В Израиле, например, все евреи – братья, которые, с точки зрения заботливой свекрови, делятся на сорок категорий. Выше всего ценятся немецкие евреи – их меньше всего осталось. Американцы в хвосте, сефарды – за воротами.
Японцы женятся на японках. Исключение – корейцы.
– Хорошие хозяева, – объяснила мне переводчица, – только в Бога сильно верят.
– В какого?
– В вашего. А то у нас своих мало – в каждой роще.
– А китайцы?
– Исключено. Вероломная нация, у нас-то все на лице написано. И никаких представлений о манерах, ритуалах, приличиях. На пол сядет, ноги скрестит, меня бы мать убила.
– А американцы? – спросил я, покинув Азию.
– Открытый народ, – вздохнула собеседница, – знаешь, чего ждать. Уж лучше французы.
– Чем?
– Чем остальные, японок любят.
– Остались русские.
– Мы их любим, особенно Достоевского и Тарковского, но больше всего – Чебурашку.
– Вы и в него верите?
– Наша религия не ревнивая.
На прощание я полез фотографироваться с невестой в прокатном кимоно с журавлями.
На меня не обиделись, но переводчица ласково сказала:
– Кокиси́н оусэйна га́йдзин.
Я потребовал перевода.
– Это такое поэтическое выражение.
– А значит-то что?
– “Любознательный варвар”.
Буддизм по воскресеньям
Я так уважаю любую религию, что ни одной не верю. Мне кажется, что одно просто не связано с другим. Вера, как седина, от тебя не зависит. Она заводится в недоступных потемках подсознания, да и остается там. Верить можно только в то, что будет, а опыт показывает, что будет всегда не то, чего ждешь. Но если вера живет в кредит у будущего, то религия кормится настоящим. Как спорт, она требует упражнений, а не сочувствия.

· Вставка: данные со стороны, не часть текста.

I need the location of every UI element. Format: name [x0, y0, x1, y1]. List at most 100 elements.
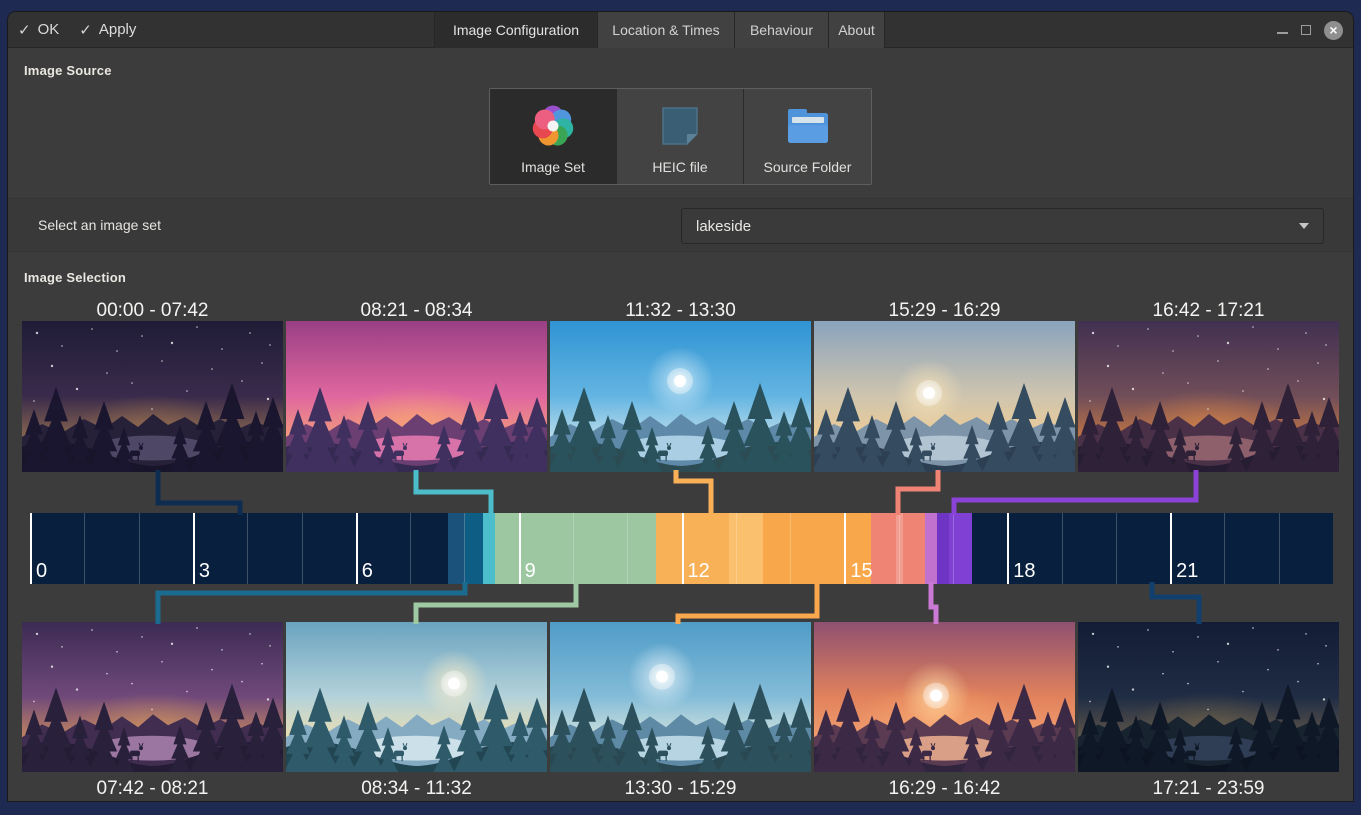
apply-label: Apply: [99, 21, 137, 38]
source-type-label: HEIC file: [652, 159, 707, 175]
tab-about[interactable]: About: [829, 12, 884, 48]
bottom-thumbnails: [8, 622, 1353, 772]
tab-behaviour[interactable]: Behaviour: [735, 12, 829, 48]
hour-tick: [247, 513, 248, 584]
check-icon: ✓: [18, 21, 31, 39]
bottom-connector-line: [678, 582, 817, 624]
bottom-wallpaper-thumbnail[interactable]: [1078, 622, 1339, 772]
timeline-segment: [729, 513, 763, 584]
top-wallpaper-thumbnail[interactable]: [1078, 321, 1339, 472]
bottom-time-label: 07:42 - 08:21: [22, 778, 283, 800]
bottom-connector-line: [931, 582, 936, 624]
lakeside-wallpaper-art: [286, 321, 547, 472]
top-time-label: 11:32 - 13:30: [550, 300, 811, 322]
titlebar: ✓ OK ✓ Apply Image ConfigurationLocation…: [8, 12, 1353, 48]
bottom-wallpaper-thumbnail[interactable]: [286, 622, 547, 772]
hour-tick: [953, 513, 954, 584]
hour-tick: [1116, 513, 1117, 584]
top-connector-line: [898, 470, 938, 515]
bottom-wallpaper-thumbnail[interactable]: [550, 622, 811, 772]
timeline-segment: [30, 513, 448, 584]
lakeside-wallpaper-art: [814, 321, 1075, 472]
hour-label: 18: [1013, 560, 1035, 583]
hour-tick: [464, 513, 465, 584]
tab-image-configuration[interactable]: Image Configuration: [435, 12, 598, 48]
timeline-segment: [925, 513, 937, 584]
hour-tick: [899, 513, 900, 584]
lakeside-wallpaper-art: [550, 622, 811, 772]
source-folder-icon: [784, 102, 832, 150]
select-image-set-label: Select an image set: [38, 199, 161, 251]
source-type-button-image-set[interactable]: Image Set: [490, 89, 617, 184]
desktop-background: ✓ OK ✓ Apply Image ConfigurationLocation…: [0, 0, 1361, 815]
image-set-pinwheel-icon: [529, 102, 577, 150]
top-wallpaper-thumbnail[interactable]: [814, 321, 1075, 472]
bottom-connector-line: [416, 582, 576, 624]
app-window: ✓ OK ✓ Apply Image ConfigurationLocation…: [8, 12, 1353, 801]
heic-file-icon: [656, 102, 704, 150]
top-wallpaper-thumbnail[interactable]: [550, 321, 811, 472]
image-set-dropdown[interactable]: lakeside: [681, 208, 1324, 244]
top-connector-line: [416, 470, 491, 515]
bottom-time-label: 17:21 - 23:59: [1078, 778, 1339, 800]
top-wallpaper-thumbnail[interactable]: [22, 321, 283, 472]
hour-tick: [84, 513, 85, 584]
tab-location-times[interactable]: Location & Times: [598, 12, 735, 48]
major-hour-tick: [193, 513, 195, 584]
timeline-bar: 036912151821: [30, 513, 1333, 584]
timeline-segment: [465, 513, 483, 584]
major-hour-tick: [844, 513, 846, 584]
ok-button[interactable]: ✓ OK: [8, 12, 69, 47]
lakeside-wallpaper-art: [814, 622, 1075, 772]
close-button[interactable]: ×: [1324, 21, 1343, 40]
timeline-segment: [483, 513, 495, 584]
hour-tick: [790, 513, 791, 584]
hour-tick: [736, 513, 737, 584]
maximize-button[interactable]: [1301, 25, 1311, 35]
top-connector-line: [158, 470, 240, 515]
hour-label: 6: [362, 560, 373, 583]
timeline-segment: [871, 513, 896, 584]
image-set-select-row: Select an image set lakeside: [8, 198, 1353, 252]
major-hour-tick: [1170, 513, 1172, 584]
image-selection-heading: Image Selection: [24, 270, 126, 285]
hour-label: 21: [1176, 560, 1198, 583]
top-wallpaper-thumbnail[interactable]: [286, 321, 547, 472]
source-type-button-source-folder[interactable]: Source Folder: [744, 89, 871, 184]
ok-label: OK: [38, 21, 60, 38]
lakeside-wallpaper-art: [22, 622, 283, 772]
bottom-wallpaper-thumbnail[interactable]: [22, 622, 283, 772]
source-type-label: Source Folder: [764, 159, 852, 175]
top-connector-line: [676, 470, 711, 515]
lakeside-wallpaper-art: [1078, 622, 1339, 772]
hour-label: 15: [850, 560, 872, 583]
hour-tick: [139, 513, 140, 584]
major-hour-tick: [356, 513, 358, 584]
bottom-wallpaper-thumbnail[interactable]: [814, 622, 1075, 772]
major-hour-tick: [1007, 513, 1009, 584]
lakeside-wallpaper-art: [286, 622, 547, 772]
bottom-time-label: 13:30 - 15:29: [550, 778, 811, 800]
source-type-button-heic-file[interactable]: HEIC file: [617, 89, 744, 184]
tab-bar: Image ConfigurationLocation & TimesBehav…: [434, 12, 885, 48]
minimize-button[interactable]: [1277, 32, 1288, 34]
major-hour-tick: [682, 513, 684, 584]
timeline-segment: [937, 513, 950, 584]
hour-label: 9: [525, 560, 536, 583]
window-controls: ×: [1277, 12, 1343, 48]
top-time-label: 15:29 - 16:29: [814, 300, 1075, 322]
bottom-connector-line: [1152, 582, 1199, 624]
top-time-labels: 00:00 - 07:4208:21 - 08:3411:32 - 13:301…: [8, 300, 1353, 322]
dropdown-value: lakeside: [696, 218, 751, 235]
hour-tick: [1062, 513, 1063, 584]
apply-button[interactable]: ✓ Apply: [69, 12, 146, 47]
hour-label: 12: [688, 560, 710, 583]
hour-tick: [302, 513, 303, 584]
lakeside-wallpaper-art: [1078, 321, 1339, 472]
top-connector-line: [954, 470, 1196, 515]
hour-tick: [627, 513, 628, 584]
hour-tick: [1224, 513, 1225, 584]
top-time-label: 16:42 - 17:21: [1078, 300, 1339, 322]
lakeside-wallpaper-art: [22, 321, 283, 472]
hour-tick: [573, 513, 574, 584]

Привыкнув проверять все метафизические тезисы на практике, я искал место, где знакомое встречается с неведомым. Случай не подвел. Как-то весной я наткнулся на студию японской художницы Кохо. Уже прожитых восемьдесят лет не мешали ей курить, краситься и удовлетворять духовный голод желающих при помощи суми-э (так называют живопись тушью те, кто о ней слышал).
Величие этого дальневосточного искусства в том, что, соревнуясь с реальностью, оно добровольно отдало сопернице все преимущества, начиная с цвета. Уступив природе дорогу, суми-э оставило себе кисточку, тушь и бумагу. Комбинируя их в раз заведенном порядке, художник пишет не портрет, а схему мира. Мы просто пачкали бумагу.
Первым делом Кохо научила нас писать бамбук. Суть умения в том, чтобы набрав в кисть разбавленной туши, вести руку по бумаге на одном вздохе. Выдох оставляет пробел, а новый вздох образует новое коленце. После того как скромные кляксы изобразят узлы сочленений, даже у новичка получается нечто, напоминающее удочку в профиль.